J. N. Chege, D. O. Otieno, S. Sinari, D. Kiptoon and K. Mwaura

ABSTRACT

Overview
Complex abdominal wall defects resulting from trauma or severe intra abdominal sepsis complicated by abdominal compartment syndrome present a significant challenge to reconstructive surgeons. Delayed abdominal wall reconstruction remains a well established strategy in the management of such patients.

This case series describes the use of the TopClosure® Tension Relief System as a viable alternative for functional restoration of the abdominal wall.

Case Series Description
We report a case series on delayed abdominal wall reconstruction using the TopClosure® Tension Relief System. The series included three consecutive patients aged 18 years and above who were admitted to our surgical unit with intra abdominal sepsis between 2019 and 2021 at a private tertiary care centre.

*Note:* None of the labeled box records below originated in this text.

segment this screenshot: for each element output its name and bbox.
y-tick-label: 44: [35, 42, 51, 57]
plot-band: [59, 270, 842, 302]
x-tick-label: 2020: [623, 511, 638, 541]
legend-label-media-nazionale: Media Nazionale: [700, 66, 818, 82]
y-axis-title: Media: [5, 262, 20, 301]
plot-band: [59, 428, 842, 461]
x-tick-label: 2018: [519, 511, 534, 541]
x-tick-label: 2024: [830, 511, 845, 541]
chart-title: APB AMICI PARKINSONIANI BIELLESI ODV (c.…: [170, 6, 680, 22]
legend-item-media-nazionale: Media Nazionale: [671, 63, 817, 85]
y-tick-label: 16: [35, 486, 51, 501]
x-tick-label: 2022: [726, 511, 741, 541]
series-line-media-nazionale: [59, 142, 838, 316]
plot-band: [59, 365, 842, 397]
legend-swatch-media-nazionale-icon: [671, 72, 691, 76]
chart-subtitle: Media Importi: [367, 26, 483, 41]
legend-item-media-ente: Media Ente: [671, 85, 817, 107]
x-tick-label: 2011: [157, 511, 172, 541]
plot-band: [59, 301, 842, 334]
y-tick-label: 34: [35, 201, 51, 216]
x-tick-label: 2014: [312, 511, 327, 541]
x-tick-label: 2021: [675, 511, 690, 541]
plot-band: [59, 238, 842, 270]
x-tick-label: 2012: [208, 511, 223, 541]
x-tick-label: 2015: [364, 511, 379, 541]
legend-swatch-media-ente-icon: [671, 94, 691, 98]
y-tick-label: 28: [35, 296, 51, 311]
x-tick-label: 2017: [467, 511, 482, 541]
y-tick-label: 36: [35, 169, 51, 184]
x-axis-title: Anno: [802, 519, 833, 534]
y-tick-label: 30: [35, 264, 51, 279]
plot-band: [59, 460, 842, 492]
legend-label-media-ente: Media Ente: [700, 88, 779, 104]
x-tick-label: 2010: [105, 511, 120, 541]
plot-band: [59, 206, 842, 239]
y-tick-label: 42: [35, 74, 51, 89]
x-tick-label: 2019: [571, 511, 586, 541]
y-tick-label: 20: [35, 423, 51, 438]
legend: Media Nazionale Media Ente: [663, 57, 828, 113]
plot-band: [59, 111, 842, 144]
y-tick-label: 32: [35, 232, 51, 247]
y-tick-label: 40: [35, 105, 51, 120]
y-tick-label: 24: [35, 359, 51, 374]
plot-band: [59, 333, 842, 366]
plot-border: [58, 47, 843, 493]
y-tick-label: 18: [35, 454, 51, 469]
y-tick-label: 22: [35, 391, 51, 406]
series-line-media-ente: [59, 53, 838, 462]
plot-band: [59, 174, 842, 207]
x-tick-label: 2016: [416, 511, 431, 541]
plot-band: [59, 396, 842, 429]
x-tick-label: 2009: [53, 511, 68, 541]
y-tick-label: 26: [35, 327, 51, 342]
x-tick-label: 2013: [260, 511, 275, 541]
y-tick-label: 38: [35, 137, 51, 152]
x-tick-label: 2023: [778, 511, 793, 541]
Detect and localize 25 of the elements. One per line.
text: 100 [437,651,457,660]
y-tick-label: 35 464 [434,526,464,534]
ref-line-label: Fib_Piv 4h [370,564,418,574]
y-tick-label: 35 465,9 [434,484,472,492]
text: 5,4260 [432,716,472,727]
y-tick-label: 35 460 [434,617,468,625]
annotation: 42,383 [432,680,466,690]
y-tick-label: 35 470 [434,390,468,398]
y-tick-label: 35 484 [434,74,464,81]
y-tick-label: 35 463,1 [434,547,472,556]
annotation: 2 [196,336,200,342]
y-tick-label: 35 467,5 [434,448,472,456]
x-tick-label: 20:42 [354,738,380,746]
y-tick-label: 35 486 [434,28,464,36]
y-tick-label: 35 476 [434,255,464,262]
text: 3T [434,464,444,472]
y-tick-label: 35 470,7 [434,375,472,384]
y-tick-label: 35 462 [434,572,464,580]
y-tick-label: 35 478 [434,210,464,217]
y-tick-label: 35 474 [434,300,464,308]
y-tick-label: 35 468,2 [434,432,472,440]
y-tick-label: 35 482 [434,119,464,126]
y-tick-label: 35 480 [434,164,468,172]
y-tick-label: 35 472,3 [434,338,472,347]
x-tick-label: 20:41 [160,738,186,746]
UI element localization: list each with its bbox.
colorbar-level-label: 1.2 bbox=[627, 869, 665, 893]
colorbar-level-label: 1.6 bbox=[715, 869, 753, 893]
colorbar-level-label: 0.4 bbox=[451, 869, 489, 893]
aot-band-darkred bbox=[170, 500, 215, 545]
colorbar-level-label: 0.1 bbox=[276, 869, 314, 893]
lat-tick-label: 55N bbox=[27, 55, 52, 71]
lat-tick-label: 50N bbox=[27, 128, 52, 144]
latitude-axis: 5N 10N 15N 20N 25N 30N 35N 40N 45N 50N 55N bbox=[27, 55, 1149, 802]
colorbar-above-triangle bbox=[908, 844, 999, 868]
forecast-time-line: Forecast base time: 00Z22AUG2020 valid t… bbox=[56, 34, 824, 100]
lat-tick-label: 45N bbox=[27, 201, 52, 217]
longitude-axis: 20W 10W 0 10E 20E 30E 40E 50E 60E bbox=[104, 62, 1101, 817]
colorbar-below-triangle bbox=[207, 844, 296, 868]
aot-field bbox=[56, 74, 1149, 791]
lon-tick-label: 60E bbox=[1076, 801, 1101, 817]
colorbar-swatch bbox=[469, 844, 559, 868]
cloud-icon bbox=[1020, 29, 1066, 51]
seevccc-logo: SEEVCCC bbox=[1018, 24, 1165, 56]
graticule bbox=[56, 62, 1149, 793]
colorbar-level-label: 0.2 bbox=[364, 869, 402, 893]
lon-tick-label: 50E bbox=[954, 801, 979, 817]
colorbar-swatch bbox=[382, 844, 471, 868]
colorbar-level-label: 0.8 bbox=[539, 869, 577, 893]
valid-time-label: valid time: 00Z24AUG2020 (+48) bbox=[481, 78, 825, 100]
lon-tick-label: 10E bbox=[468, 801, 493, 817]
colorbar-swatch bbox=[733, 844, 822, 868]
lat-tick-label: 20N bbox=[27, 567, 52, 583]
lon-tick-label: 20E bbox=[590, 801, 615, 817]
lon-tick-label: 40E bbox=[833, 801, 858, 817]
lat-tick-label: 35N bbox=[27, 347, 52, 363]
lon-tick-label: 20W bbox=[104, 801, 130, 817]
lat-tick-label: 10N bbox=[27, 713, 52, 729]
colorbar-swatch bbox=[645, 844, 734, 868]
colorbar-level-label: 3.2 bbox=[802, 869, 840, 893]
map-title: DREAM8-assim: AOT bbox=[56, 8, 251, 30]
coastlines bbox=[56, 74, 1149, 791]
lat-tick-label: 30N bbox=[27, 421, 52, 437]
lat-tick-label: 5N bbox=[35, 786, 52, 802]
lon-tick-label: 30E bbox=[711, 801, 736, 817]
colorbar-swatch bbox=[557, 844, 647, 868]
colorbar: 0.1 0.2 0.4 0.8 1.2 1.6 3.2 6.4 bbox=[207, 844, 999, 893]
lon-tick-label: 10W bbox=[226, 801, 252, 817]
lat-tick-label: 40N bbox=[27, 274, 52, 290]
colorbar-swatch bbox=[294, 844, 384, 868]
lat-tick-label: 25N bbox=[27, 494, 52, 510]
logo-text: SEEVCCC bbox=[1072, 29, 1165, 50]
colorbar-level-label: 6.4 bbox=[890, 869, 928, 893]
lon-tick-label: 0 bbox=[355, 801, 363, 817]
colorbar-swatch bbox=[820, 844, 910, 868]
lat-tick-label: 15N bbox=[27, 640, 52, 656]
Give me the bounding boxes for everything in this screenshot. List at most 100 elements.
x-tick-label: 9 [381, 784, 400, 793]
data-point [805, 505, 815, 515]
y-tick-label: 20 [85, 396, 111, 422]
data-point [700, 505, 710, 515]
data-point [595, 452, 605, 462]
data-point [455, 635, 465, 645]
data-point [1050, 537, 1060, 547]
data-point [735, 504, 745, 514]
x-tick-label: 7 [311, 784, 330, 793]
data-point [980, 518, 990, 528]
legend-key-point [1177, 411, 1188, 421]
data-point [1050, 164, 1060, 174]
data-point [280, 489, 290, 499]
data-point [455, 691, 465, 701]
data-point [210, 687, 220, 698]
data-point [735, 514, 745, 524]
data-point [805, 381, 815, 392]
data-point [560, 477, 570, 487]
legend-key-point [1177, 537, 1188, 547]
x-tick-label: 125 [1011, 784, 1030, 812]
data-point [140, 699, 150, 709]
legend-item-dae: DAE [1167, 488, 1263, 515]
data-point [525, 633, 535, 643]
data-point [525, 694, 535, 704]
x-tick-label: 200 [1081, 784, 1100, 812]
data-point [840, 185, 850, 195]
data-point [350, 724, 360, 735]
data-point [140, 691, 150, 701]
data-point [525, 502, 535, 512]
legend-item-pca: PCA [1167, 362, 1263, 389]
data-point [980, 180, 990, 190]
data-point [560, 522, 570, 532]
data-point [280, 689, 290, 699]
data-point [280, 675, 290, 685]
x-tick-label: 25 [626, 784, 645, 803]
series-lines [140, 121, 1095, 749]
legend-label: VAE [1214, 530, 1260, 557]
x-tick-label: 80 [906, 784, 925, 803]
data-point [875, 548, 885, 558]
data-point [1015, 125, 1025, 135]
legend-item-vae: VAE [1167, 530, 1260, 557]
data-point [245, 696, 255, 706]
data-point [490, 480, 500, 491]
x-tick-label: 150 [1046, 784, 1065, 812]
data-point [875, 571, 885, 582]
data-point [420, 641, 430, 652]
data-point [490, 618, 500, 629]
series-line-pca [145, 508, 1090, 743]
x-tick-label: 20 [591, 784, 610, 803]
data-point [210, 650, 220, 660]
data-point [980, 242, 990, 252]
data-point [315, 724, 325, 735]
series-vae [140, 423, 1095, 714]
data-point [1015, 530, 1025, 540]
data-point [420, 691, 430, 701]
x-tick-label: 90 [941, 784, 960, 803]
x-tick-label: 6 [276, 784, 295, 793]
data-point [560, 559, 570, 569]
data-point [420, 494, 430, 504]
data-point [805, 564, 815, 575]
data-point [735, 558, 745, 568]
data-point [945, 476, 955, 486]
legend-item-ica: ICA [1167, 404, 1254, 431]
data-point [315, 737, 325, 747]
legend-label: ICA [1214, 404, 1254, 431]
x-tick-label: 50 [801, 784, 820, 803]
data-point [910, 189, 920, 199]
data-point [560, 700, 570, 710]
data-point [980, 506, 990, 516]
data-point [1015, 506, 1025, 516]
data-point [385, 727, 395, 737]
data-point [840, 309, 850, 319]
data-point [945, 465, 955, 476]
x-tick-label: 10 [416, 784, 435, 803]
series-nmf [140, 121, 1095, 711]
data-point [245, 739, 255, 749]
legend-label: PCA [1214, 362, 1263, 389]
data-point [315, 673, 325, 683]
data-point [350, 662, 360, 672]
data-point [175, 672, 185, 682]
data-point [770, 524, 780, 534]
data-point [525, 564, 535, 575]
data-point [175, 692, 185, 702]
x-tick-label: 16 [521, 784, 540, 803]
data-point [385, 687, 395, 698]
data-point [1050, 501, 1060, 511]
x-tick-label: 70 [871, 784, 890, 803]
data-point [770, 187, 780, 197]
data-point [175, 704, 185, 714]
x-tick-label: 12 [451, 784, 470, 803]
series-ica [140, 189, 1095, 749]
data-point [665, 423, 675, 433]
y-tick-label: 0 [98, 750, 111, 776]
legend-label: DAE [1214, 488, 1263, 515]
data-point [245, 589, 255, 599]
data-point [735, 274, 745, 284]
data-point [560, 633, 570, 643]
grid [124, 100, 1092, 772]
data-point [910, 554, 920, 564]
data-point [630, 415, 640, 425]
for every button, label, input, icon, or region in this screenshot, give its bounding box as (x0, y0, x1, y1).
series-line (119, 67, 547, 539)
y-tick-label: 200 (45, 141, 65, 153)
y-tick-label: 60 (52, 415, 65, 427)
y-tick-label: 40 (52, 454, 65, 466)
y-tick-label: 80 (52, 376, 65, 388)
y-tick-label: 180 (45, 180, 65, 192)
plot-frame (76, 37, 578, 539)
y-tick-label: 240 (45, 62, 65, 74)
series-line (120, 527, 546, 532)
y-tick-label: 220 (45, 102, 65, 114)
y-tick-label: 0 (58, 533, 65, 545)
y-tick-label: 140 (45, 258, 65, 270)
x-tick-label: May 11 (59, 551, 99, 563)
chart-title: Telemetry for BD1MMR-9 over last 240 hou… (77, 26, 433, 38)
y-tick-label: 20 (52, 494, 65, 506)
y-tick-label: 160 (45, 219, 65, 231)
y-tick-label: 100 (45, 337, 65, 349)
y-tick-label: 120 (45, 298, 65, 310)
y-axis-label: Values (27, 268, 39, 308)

Emergent laparotomies and peritoneal washouts were performed as part of sepsis control. This was followed by management in the critical care unit for physiological stabilization and optimization.

The TopClosure® system was then applied in combination with negative pressure wound therapy (NPWT) with instillation using normal saline and oxygen. This approach reduced bowel and anterior abdominal wall oedema while facilitating continuous irrigation to remove effluent and infectious material and prevent loss of abdominal wall domain.

Outcomes
Definitive closure was achieved in all patients within 5 to 10 days of applying the TopClosure® system, with a mean hospital stay of 32 days.

The only complication observed was a superficial surgical site infection in one patient, which was managed conservatively. All patients were followed up for six months after discharge.

Conclusion
Our experience suggests that the combined use of the TopClosure® system and NPWT with instillation is a feasible option for delayed abdominal wall reconstruction in resource limited health systems with favorable short term outcomes.

This approach reduces the need for grafts or microsurgical techniques and facilitates early functional recovery.